My job as a book critic used to elicit envy at cocktail parties, with people fantasising about a life spent reading. Now it’s more likely to trigger sheepish admissions from partygoers about not reading as much as they’d like to — as if I’m going to spring a pop quiz on Moby-Dick.

Long gone are the days when James Joyce’s Ulysses was a man-magnet, as the Irish novelist Anne Enright reminisced to me on a panel marking the book’s centenary in 2022. My own college bookshelf featured a copy of David Foster Wallace’s 1,000-page Infinite Jest with similar aims.

Today, even literature students don’t read long books any more. The Shakespeare scholar Sir Jonathan Bate, who teaches at universities in both the US and UK, recently lamented this decline. Forty years ago “you could say to a student, ‘This week it’s Dickens. Please read Great Expectations, David Copperfield and Bleak House’,” he told BBC Radio 4. “Now, instead of three novels in a week, many students will struggle to get through one novel in three weeks.”

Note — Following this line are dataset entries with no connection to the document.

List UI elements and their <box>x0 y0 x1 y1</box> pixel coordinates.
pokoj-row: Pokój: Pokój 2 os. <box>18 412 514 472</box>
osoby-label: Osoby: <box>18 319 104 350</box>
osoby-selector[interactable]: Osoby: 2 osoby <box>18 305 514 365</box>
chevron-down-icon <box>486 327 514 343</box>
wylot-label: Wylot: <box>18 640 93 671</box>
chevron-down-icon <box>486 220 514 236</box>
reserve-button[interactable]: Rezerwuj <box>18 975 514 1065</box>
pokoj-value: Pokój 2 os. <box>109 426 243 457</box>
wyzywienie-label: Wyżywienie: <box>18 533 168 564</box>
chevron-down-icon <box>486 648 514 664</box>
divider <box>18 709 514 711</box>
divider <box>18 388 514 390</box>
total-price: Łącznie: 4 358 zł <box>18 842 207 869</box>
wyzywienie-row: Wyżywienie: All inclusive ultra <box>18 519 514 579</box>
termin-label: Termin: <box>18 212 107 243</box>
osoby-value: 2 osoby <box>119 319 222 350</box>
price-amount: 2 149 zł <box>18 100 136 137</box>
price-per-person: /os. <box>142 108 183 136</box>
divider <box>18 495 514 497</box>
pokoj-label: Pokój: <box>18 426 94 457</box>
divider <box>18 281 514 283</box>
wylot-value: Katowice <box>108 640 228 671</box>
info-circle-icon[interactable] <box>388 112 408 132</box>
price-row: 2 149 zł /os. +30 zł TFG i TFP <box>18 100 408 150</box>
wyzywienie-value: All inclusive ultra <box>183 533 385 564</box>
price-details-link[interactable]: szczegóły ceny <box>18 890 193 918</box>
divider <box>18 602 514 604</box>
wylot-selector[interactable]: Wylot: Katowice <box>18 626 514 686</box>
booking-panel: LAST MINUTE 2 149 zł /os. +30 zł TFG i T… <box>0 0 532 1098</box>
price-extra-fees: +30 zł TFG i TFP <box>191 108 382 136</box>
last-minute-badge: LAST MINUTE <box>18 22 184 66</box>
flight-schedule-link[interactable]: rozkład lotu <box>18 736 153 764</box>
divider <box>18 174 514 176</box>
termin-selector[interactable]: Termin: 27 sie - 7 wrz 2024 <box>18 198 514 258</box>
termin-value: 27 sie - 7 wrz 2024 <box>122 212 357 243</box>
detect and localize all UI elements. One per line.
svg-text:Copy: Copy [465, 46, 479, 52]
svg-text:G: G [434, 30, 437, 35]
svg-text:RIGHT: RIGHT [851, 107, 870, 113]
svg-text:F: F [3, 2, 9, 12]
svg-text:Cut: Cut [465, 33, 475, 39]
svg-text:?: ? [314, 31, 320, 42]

A recent survey by the charity the Reading Agency showed that only half of adults in the UK read regularly for pleasure, down from 58 per cent in 2015. More troubling still, 35 per cent are lapsed readers who used to enjoy the hobby. My cocktail-party confessors — among them novelists — tell me they now find themselves scrolling in bed rather than reading. And who can blame them? Social media is designed to hijack our attention with stimulation and validation in a way that makes it hard for the technology of the page to compete.